Visual comparison for clinically important features. The images from a case of hyperplasia (A) and a case of papillary thyroid carcinoma (B) acquired from a thyroid fine-needle aspiration cytology smear (Riu’s stain, 400×). The image (red rectangle region of interest) was cropped for computerized analysis. NCR (nuclear-cytoplasmic ratio visualized with nuclei in purple, cytoplasm in yellow), intranuclear inclusion (pink), nuclear size (nuclei segmented by red contours), elongation (elongated nuclei in red), polarity (alignment of red major axes of elongated nuclei), and NCSR (nuclear-cytoplasmic saturation ratio visualized with a saturation contrast between nuclei and cytoplasm).

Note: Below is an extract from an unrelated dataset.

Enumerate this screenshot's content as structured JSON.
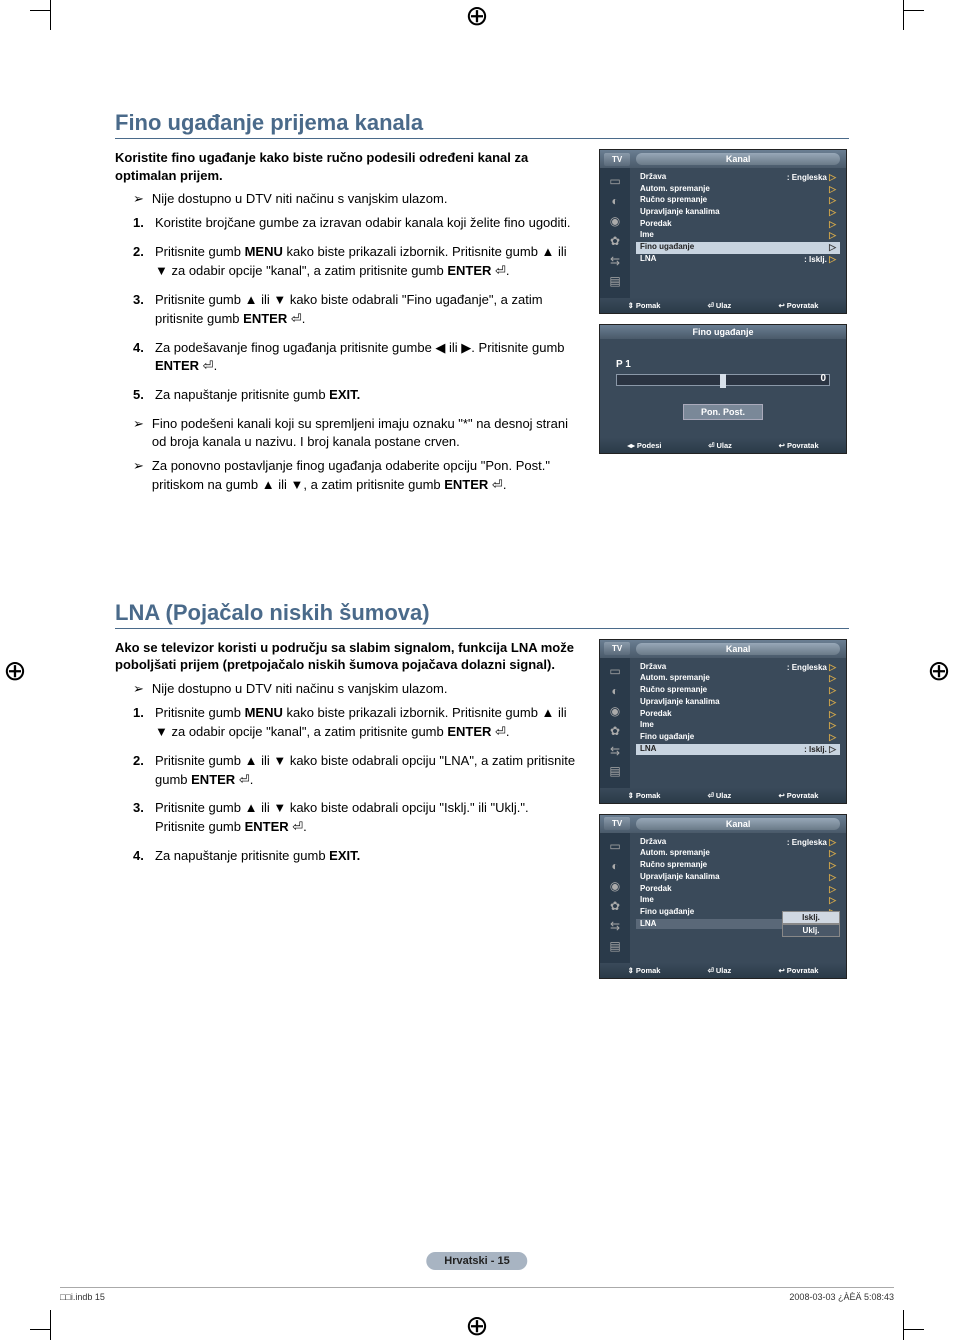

The image processing and analysis were performed using AmCAD-CA (AmCad BioMed Corp., Taipei, Taiwan). The digital cytological images were segmented into three clusters, including background, cytoplasm, and nucleus, based on the pixel value in hue and saturation with Otsu’s method. After segmentation, the background cluster was set to zero, and the Canny edge detection was performed on the remaining image to find the boundary of nuclear area. The detailed algorithm used by the software can be seen in the patent [25] filed by the software company. The pixel values in the Red-Green-Blue (RGB) color space were first converted into the color space of hue (H), saturation (S), and value (V). The H of nuclei and cytoplasm in the same cytologic specimen was compared and the difference was calculated in a nuclear-to-cytoplasmic hue ratio (NCHR) using a formula presented in the Supplementary Material. Nuclear-cytoplasmic saturation ratio (NCSR) and nuclear-cytoplasmic value ratio (NCVR) were generated in similar fashion. Nuclear-cytoplasmic ratio (NCR) was defined as the ratio of the area of the nuclei and cytoplasm. The segmented margin of the nuclei could then be used for statistical values, such as the sample mean (M), the sample standard deviation (SD), and the coefficient of variation (CV = SD/M) of the morphological features including nuclear size, circularity, ellipticity, elongation, nuclear polarity, inclusion, and overlapping. Circularity indicated roundness of a cell nucleus by considering the nuclear perimeter and area. Ellipticity evaluated nuclear surface smoothness by considering axis lengths, perimeter, and area of the nucleus. Elongation assessed nuclear extension by considering both major and minor axis lengths of the nucleus. The overlapping index was defined as the ratio of overlapped nuclei to the total nuclear area. The index of nuclear polarity (NP) was defined as the variability of nuclear long-axis angles. The above calculating formulae were listed in the Supplementary Material.

4.3. Statistical Analysis

A total of 22 quantified cytological features, including 16 morphological and 6 chromatic features, were computed and analyzed. Analysis of variance and the Scheffé test were used to compare the differences in cytological features among 4 types of thyroid nodules based on a pathologic diagnosis. The D’Agostino-Pearson test was used to test for normal distribution of each feature. Multivariate logistic regression analysis was used to investigate the relationship between cytological features and pathologic results. Statistical analysis was performed using MedCalc Version 17.6 (MedCalc Software, Mariakerke, Belgium) and Stata/SE 14.0 for Windows (StataCorp LP, TX, USA). A p value less than 0.05 was considered statistically significant.

5. Conclusions

Our study showed that quantification of cytological morphological and chromatic features could be used to develop a computer-aided tool for diagnosing thyroid nodules. We will recruit more cases and other types of thyroid cancer to improve the diagnostic scoring system and examine the cytological features of specimens prepared with other staining methods.